We were welcomed with snacks and coffee and a short introduction by the vice rector of Science, Engineering and Technology Professor Gerard Govers. Johan Robben, former PI from Team Leuven, held a short stand up Q&A about the history of iGEM at KU Leuven and the importance of asking for funding in the right places, since most professors have very limited funds. However, the higher up administrative staff might have access to bigger and different grants.
The first lecture was by Professor Jos Vander Sloten who talked about challenges in biomedical engineering. These challenges range from the design stage to the finished product and its application by customers. Professor Sloten emphasised that personalised medicine might be expensive but can improve the lives of all of us in the future.
After a short break, we were ready to have our talks, starting with Team Leuven and their idea to use pulsating cells as biosensors for drug monitoring.
Next was Team Munich with their novel way of using CRISPR Cas13a as a biosensor to diagnose a range of infectious diseases.

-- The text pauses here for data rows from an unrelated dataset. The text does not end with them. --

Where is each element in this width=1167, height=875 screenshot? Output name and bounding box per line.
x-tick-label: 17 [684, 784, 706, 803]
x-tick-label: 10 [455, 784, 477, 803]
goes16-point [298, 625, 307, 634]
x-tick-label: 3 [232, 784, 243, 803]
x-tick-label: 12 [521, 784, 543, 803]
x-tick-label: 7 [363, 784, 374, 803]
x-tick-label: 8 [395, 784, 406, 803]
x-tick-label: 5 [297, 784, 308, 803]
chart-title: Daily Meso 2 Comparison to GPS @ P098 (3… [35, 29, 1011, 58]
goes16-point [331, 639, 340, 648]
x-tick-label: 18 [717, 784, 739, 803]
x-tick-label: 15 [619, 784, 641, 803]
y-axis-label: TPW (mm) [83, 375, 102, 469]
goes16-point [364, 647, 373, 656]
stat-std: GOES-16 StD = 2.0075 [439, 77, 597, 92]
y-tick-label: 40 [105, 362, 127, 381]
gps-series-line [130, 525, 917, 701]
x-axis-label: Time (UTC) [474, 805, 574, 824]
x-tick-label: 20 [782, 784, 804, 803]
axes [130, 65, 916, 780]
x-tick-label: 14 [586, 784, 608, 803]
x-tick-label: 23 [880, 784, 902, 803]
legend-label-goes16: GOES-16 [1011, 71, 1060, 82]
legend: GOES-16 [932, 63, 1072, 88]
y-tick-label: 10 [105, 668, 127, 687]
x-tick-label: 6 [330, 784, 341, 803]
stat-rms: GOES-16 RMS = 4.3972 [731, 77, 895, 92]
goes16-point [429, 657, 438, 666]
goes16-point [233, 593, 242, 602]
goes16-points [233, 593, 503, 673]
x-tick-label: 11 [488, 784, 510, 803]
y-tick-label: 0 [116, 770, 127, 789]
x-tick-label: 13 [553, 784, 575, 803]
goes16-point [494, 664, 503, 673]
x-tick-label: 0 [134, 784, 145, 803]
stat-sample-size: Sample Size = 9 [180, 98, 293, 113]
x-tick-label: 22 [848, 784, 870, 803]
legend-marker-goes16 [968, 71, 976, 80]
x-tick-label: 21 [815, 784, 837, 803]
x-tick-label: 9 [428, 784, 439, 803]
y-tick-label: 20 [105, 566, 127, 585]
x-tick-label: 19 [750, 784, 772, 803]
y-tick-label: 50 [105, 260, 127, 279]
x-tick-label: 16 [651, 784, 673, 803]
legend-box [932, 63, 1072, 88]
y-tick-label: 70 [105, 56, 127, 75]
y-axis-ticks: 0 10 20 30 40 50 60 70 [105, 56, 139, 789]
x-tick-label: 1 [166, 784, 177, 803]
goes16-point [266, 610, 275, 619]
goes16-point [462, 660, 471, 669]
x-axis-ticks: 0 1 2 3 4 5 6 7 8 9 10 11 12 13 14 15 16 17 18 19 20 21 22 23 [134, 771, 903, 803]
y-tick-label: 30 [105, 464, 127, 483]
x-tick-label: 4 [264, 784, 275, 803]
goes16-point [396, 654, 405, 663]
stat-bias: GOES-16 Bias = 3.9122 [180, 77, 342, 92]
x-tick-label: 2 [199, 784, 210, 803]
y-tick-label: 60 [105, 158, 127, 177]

Team Paris IONIS presented us their very hands-on (and also very French) approach to protect vineyards from extreme weather conditions caused by global warming. In addition, they assured us that their project is also adaptable to other crops and vegetables.
The team from Amsterdam had an interesting talk about their modification of cyanobacteria to have an improved day and night cycle and engineering it to be able to produce fumarate, an important bulk chemical. Their “super cyanobacterium” will be able to use CO2 as its sole carbon source to reduce and even reverse the oil industries impact on the environment.
Last but not least, we listened to the very inspiring presentation of iGEM Leuven`s PI Johan Swinnen, who explained what it means to be a scientist from his personal live as a cancer researcher. On his long journey to Santiago de Compostela he raised awareness and funds for victims of cancer.
After a plentiful dinner and short poster session with valuable feedback about our talks and posters from the other attending teams we were ready to go back home.
Augmented Reality Game
The iGEM team Franconia is organizing an Augmented Reality game for smartphones at this year's Giant Jamboree. For this purpose, the team has developed an app. In Boston you have the possibility to find a QR code at our poster-stand, which can be used in the game. You can find more information about the game at Team Franconias WIKI page.